Sykes' fate now rests with Secretary of State Uncle Tom Blackwell, who just made Arshinkoff his campaign chairman. We're pretty sure you can fill in the rest of this tale, dear reader.

Ohio's Mother Teresa
U.S. Senator Mike DeWine's latest campaign ad features a sweet, maternal-looking pediatric nurse named Mary Beth Thoburn, who says "Senator DeWine is a true champion for children."

Alas, Nurse Thoburn must not have seen DeWine's latest vote. Earlier this month, he voted for what's essentially a bailout for health-insurance companies, allowing them to blow off basic coverage for -- you guessed it -- kids.

The bill was trumpeted as a way to help small businesses provide coverage by allowing them to create special plans. But it seems more designed to help health insurers increase profits by killing off coverage for such frivolous luxuries as maternity care, cancer screenings, mammograms, and supplies for diabetics.

In Ohio, insurers could also ignore state laws requiring them to cover immunizations and well-child visits. However, kids will still receive a complimentary roll of duct tape for major lacerations.

DeWine's vote makes it doubtful that groups like the American Cancer Society and the American Academy of Pediatrics share Nurse Thoburn's opinion of him.

"Without these requirements, children won't get the basic health-care coverage they need, plain and simple," says Academy president Dr. Eileen Ouellette. "This Senate bill is not good for child health and it is not good for business."

But it's good for Mike DeWine, who will now get major jack from the insurance industry as a reward for his fealty.

We're pretty sure Little Suzie will understand. She'll be happy to go into a diabetic coma if it means more money for Mike.

The smog of whores
State legislators are rushing to pass new laws to increase pollution in Ohio. Best of all, it will only cost you another $100 million!

On Tuesday, the state Senate was poised to pass Senate Bill 265, which is supposed to "streamline" Ohio's pollution laws. But the bill was crafted behind closed doors by Republicans and their industry patrons.
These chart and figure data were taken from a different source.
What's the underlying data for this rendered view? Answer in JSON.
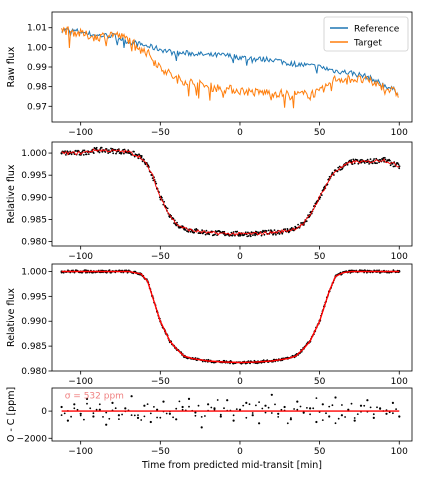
{
  "chart_data": [
    {
      "type": "line",
      "ylabel": "Raw flux",
      "xlabel": "",
      "xlim": [
        -118,
        108
      ],
      "ylim": [
        0.962,
        1.018
      ],
      "x_ticks": [
        -100,
        -50,
        0,
        50,
        100
      ],
      "y_ticks": [
        0.97,
        0.98,
        0.99,
        1.0,
        1.01
      ],
      "y_tick_labels": [
        "0.97",
        "0.98",
        "0.99",
        "1.00",
        "1.01"
      ],
      "legend_placement": "top-right",
      "grid": false,
      "series": [
        {
          "name": "Reference",
          "color": "#1f77b4",
          "x": [
            -112,
            -100,
            -90,
            -80,
            -70,
            -60,
            -50,
            -40,
            -30,
            -20,
            -10,
            0,
            10,
            20,
            30,
            40,
            50,
            60,
            70,
            80,
            90,
            100
          ],
          "values": [
            1.009,
            1.008,
            1.006,
            1.006,
            1.003,
            1.001,
            0.999,
            0.997,
            0.997,
            0.996,
            0.996,
            0.995,
            0.994,
            0.994,
            0.992,
            0.991,
            0.99,
            0.988,
            0.987,
            0.985,
            0.981,
            0.977
          ]
        },
        {
          "name": "Target",
          "color": "#ff7f0e",
          "x": [
            -112,
            -100,
            -90,
            -80,
            -70,
            -60,
            -50,
            -40,
            -30,
            -20,
            -10,
            0,
            10,
            20,
            30,
            40,
            50,
            60,
            70,
            80,
            90,
            100
          ],
          "values": [
            1.009,
            1.007,
            1.005,
            1.007,
            1.004,
            0.999,
            0.99,
            0.984,
            0.982,
            0.98,
            0.979,
            0.978,
            0.977,
            0.977,
            0.976,
            0.976,
            0.977,
            0.984,
            0.984,
            0.983,
            0.98,
            0.976
          ]
        }
      ]
    },
    {
      "type": "scatter",
      "ylabel": "Relative flux",
      "xlabel": "",
      "xlim": [
        -118,
        108
      ],
      "ylim": [
        0.979,
        1.0025
      ],
      "x_ticks": [
        -100,
        -50,
        0,
        50,
        100
      ],
      "y_ticks": [
        0.98,
        0.985,
        0.99,
        0.995,
        1.0
      ],
      "y_tick_labels": [
        "0.980",
        "0.985",
        "0.990",
        "0.995",
        "1.000"
      ],
      "grid": false,
      "series": [
        {
          "name": "",
          "color": "#000000",
          "kind": "points",
          "x": [
            -112,
            -100,
            -90,
            -80,
            -70,
            -62,
            -58,
            -55,
            -52,
            -50,
            -47,
            -44,
            -40,
            -35,
            -30,
            -20,
            -10,
            0,
            10,
            20,
            30,
            35,
            40,
            44,
            47,
            50,
            53,
            56,
            60,
            65,
            70,
            80,
            90,
            100
          ],
          "values": [
            1.0,
            1.0,
            1.0007,
            1.0005,
            1.0003,
            0.999,
            0.997,
            0.995,
            0.992,
            0.99,
            0.988,
            0.986,
            0.984,
            0.983,
            0.9825,
            0.982,
            0.9818,
            0.9817,
            0.9818,
            0.982,
            0.9825,
            0.983,
            0.984,
            0.986,
            0.988,
            0.99,
            0.992,
            0.994,
            0.996,
            0.997,
            0.998,
            0.998,
            0.9985,
            0.997
          ]
        },
        {
          "name": "",
          "color": "#ff0000",
          "kind": "line",
          "x": [
            -112,
            -100,
            -90,
            -80,
            -70,
            -62,
            -58,
            -55,
            -52,
            -50,
            -47,
            -44,
            -40,
            -35,
            -30,
            -20,
            -10,
            0,
            10,
            20,
            30,
            35,
            40,
            44,
            47,
            50,
            53,
            56,
            60,
            65,
            70,
            80,
            90,
            100
          ],
          "values": [
            1.0,
            1.0,
            1.0007,
            1.0005,
            1.0003,
            0.999,
            0.997,
            0.995,
            0.992,
            0.99,
            0.988,
            0.986,
            0.984,
            0.983,
            0.9825,
            0.982,
            0.9818,
            0.9817,
            0.9818,
            0.982,
            0.9825,
            0.983,
            0.984,
            0.986,
            0.988,
            0.99,
            0.992,
            0.994,
            0.996,
            0.997,
            0.998,
            0.998,
            0.9985,
            0.997
          ]
        }
      ]
    },
    {
      "type": "scatter",
      "ylabel": "Relative flux",
      "xlabel": "",
      "xlim": [
        -118,
        108
      ],
      "ylim": [
        0.98,
        1.0015
      ],
      "x_ticks": [
        -100,
        -50,
        0,
        50,
        100
      ],
      "y_ticks": [
        0.98,
        0.985,
        0.99,
        0.995,
        1.0
      ],
      "y_tick_labels": [
        "0.980",
        "0.985",
        "0.990",
        "0.995",
        "1.000"
      ],
      "grid": false,
      "series": [
        {
          "name": "",
          "color": "#000000",
          "kind": "points",
          "x": [
            -112,
            -100,
            -90,
            -80,
            -70,
            -62,
            -58,
            -55,
            -52,
            -50,
            -47,
            -44,
            -40,
            -35,
            -30,
            -20,
            -10,
            0,
            10,
            20,
            30,
            35,
            40,
            44,
            47,
            50,
            53,
            56,
            60,
            65,
            70,
            80,
            90,
            100
          ],
          "values": [
            1.0,
            1.0,
            1.0,
            1.0,
            1.0,
            0.9995,
            0.998,
            0.995,
            0.992,
            0.99,
            0.988,
            0.986,
            0.9845,
            0.983,
            0.9825,
            0.982,
            0.9818,
            0.9817,
            0.9818,
            0.982,
            0.9825,
            0.983,
            0.9845,
            0.986,
            0.988,
            0.99,
            0.993,
            0.996,
            0.999,
            0.9998,
            1.0,
            1.0,
            1.0,
            1.0
          ]
        },
        {
          "name": "",
          "color": "#ff0000",
          "kind": "line",
          "x": [
            -112,
            -100,
            -90,
            -80,
            -70,
            -62,
            -58,
            -55,
            -52,
            -50,
            -47,
            -44,
            -40,
            -35,
            -30,
            -20,
            -10,
            0,
            10,
            20,
            30,
            35,
            40,
            44,
            47,
            50,
            53,
            56,
            60,
            65,
            70,
            80,
            90,
            100
          ],
          "values": [
            1.0,
            1.0,
            1.0,
            1.0,
            1.0,
            0.9995,
            0.998,
            0.995,
            0.992,
            0.99,
            0.988,
            0.986,
            0.9845,
            0.983,
            0.9825,
            0.982,
            0.9818,
            0.9817,
            0.9818,
            0.982,
            0.9825,
            0.983,
            0.9845,
            0.986,
            0.988,
            0.99,
            0.993,
            0.996,
            0.999,
            0.9998,
            1.0,
            1.0,
            1.0,
            1.0
          ]
        }
      ]
    },
    {
      "type": "scatter",
      "ylabel": "O - C [ppm]",
      "xlabel": "Time from predicted mid-transit [min]",
      "xlim": [
        -118,
        108
      ],
      "ylim": [
        -2200,
        1700
      ],
      "x_ticks": [
        -100,
        -50,
        0,
        50,
        100
      ],
      "y_ticks": [
        -2000,
        0
      ],
      "y_tick_labels": [
        "−2000",
        "0"
      ],
      "grid": false,
      "annotation": {
        "text": "σ = 532 ppm",
        "color": "#f08080",
        "x": -110,
        "y": 1150
      },
      "series": [
        {
          "name": "",
          "color": "#000000",
          "kind": "points",
          "x": [
            -112,
            -108,
            -104,
            -100,
            -96,
            -92,
            -88,
            -84,
            -80,
            -76,
            -72,
            -68,
            -64,
            -60,
            -56,
            -52,
            -48,
            -44,
            -40,
            -36,
            -32,
            -28,
            -24,
            -20,
            -16,
            -12,
            -8,
            -4,
            0,
            4,
            8,
            12,
            16,
            20,
            24,
            28,
            32,
            36,
            40,
            44,
            48,
            52,
            56,
            60,
            64,
            68,
            72,
            76,
            80,
            84,
            88,
            92,
            96,
            100
          ],
          "values": [
            300,
            -700,
            500,
            -200,
            900,
            -400,
            100,
            -1000,
            600,
            -300,
            200,
            1100,
            -500,
            400,
            -800,
            100,
            700,
            -200,
            -600,
            300,
            900,
            -100,
            -1200,
            500,
            200,
            -400,
            800,
            -700,
            100,
            600,
            -300,
            -900,
            400,
            1200,
            -200,
            300,
            -600,
            700,
            -100,
            200,
            -800,
            500,
            -400,
            1000,
            -300,
            100,
            -700,
            400,
            800,
            -500,
            200,
            -200,
            600,
            -400
          ]
        },
        {
          "name": "",
          "color": "#ff0000",
          "kind": "line",
          "x": [
            -112,
            100
          ],
          "values": [
            0,
            0
          ]
        }
      ]
    }
  ]
}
Do you know what that means, boys and girls?

It means that Ohio will now use the most lenient regulations when state and federal law conflict. That leaves so much to interpretation that a former federal EPA official believes the law could cost the state $100 million to implement. Senator Dale Miller (D-Cleveland) calls it the "Lawyers' Full Employment Act."

The bill also creates new rules for so-called "small sources" of pollution, which raises the limit from 1 ton to 10 tons of contaminants each year. "They could pretty much pollute to their heart's content, as long as they don't pollute more than 10 tons each year," Miller says.

But we can all be thankful that at least our air will be really, really dirty. $100 million is a small price to pay for that.

Where's the beer?
Last week, the Kent State Anti-War Coalition hosted a rally called Beer Not Bombs. Advertisements promised that everyone who attended would get free beer. Alas, when attendees arrived, not a single brewski was to be found.

When the group applied for a school permit, it mistakenly wrote that no alcohol would be present. Thus, Beer Not Bombs became We Still Got a Whole Lotta Bombs but No Goddamned Beer.